Shortly into the profile, Ritchson tells the interviewer that "mental health is an everyday conversation for me," something that anyone living with mental illness can relate to on a cellular level. But he immediately follows by saying he texts his psychiatrist each day to check in, and on the day of the interview texted her, "I'm great!" Her response was, "Are you really? Too great?" If you're someone with bipolar disorder, this is instantly relatable. Most people have a general understanding of bipolar disorder — the periods of severe depression juxtaposed with periods of overwhelming mania. At my most manic, I certainly feel "good," but it's the type of "good" that makes me feel invincible when in reality I am on the verge of crashing at any second.

The world is accustomed to people who look like me (fat white girl with colored hair aNd PrOnOuNs) talking about mental illness, which makes it a hell of a lot easier for people to ignore whatever I have to say. But when it comes from Alan Ritchson? The guy who plays Jack Reacher? The guy who played a scene where he was stabbed in the forearm and kept punching a dude as if nothing happened? When that guy talks about mental health, people listen, possibly for the first time.

But his diagnosable conditions like bipolar disorder and ADHD (attention-deficit/hyperactivity disorder) aren't the only areas Ritchson is willing to get forthright about. Throughout the interview, he speaks about his past self-destructive habits, his body image insecurities, surviving sexual abuse in the workplace during his time as a model, and his history of suicidal ideation. The rate of male suicide is nearly 4x that of women, and a large part of it is because men aren't given the space or grace to talk about their emotions. Seeing someone like Alan Ritchson — who looks like a drawing of an "alpha male" come to life — talk about these issues could be sincerely life-saving.

A permanent reminder

Ritchson recently added a new tattoo to his forearm, an interpretation of the Greek tragedy and comedy masks, designed and executed by internationally renowned tattoo artist, Pavlo Pozhydaiev, aka Pasha Ink. It's not uncommon for creative types to adorn their bodies with these symbols, but for Ritchson, it represents something so much deeper than acting. As he told the Hollywood Reporter:

"This right here is as close as I'll get to a personal identity. It has a dual meaning for me in the extremes — the happy, the sad, the ups and the downs — as somebody who lives with bipolar and ADHD on a daily basis. Being bipolar has wreaked havoc on my life many, many times. I would wish it away if I could, but it's so much a part of who I am now that I should celebrate it a little or, at least, accept it."

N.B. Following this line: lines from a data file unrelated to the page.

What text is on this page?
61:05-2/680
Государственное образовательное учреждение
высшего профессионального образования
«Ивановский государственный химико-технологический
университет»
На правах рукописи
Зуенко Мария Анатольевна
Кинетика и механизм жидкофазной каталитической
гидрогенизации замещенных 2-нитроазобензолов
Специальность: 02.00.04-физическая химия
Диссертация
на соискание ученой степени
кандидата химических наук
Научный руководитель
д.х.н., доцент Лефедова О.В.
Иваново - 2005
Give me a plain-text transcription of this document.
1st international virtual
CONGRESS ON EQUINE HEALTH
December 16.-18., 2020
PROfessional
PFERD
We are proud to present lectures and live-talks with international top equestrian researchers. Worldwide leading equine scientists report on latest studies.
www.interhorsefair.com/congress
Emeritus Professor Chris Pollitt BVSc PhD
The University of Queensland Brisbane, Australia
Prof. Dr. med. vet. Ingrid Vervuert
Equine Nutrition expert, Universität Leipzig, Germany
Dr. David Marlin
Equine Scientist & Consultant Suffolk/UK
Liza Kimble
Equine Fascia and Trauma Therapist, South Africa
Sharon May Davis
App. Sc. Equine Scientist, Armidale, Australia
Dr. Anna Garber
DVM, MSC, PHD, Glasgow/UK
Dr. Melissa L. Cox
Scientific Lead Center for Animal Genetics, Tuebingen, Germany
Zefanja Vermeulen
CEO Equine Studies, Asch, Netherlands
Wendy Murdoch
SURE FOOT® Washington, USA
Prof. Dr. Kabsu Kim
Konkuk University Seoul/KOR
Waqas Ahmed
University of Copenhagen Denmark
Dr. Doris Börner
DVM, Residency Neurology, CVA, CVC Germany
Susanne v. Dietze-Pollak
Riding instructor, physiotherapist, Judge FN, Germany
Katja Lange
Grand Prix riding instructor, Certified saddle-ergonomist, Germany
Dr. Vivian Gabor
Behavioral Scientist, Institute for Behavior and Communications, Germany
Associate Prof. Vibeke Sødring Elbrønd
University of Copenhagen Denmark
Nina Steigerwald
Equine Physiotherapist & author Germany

There are those who believe talking about your emotions, your mental health, or your past traumas somehow makes you "weak." And given the stranglehold the patriarchy has on much of the world, there's a hell of a lot of men also suffering from under the rigid societal rules who aren't getting help or talking about their problems out of fear that doing so will change how they are viewed. Well, Jack Reacher is one of the baddest motherf***ers to ever walk the planet, and if the ripped-to-shreds, gargantuan actor who plays him is willing to be honest about the intimate details of his life without anyone denying his strength and power, there's no reason the rest of the world can't try honesty as well.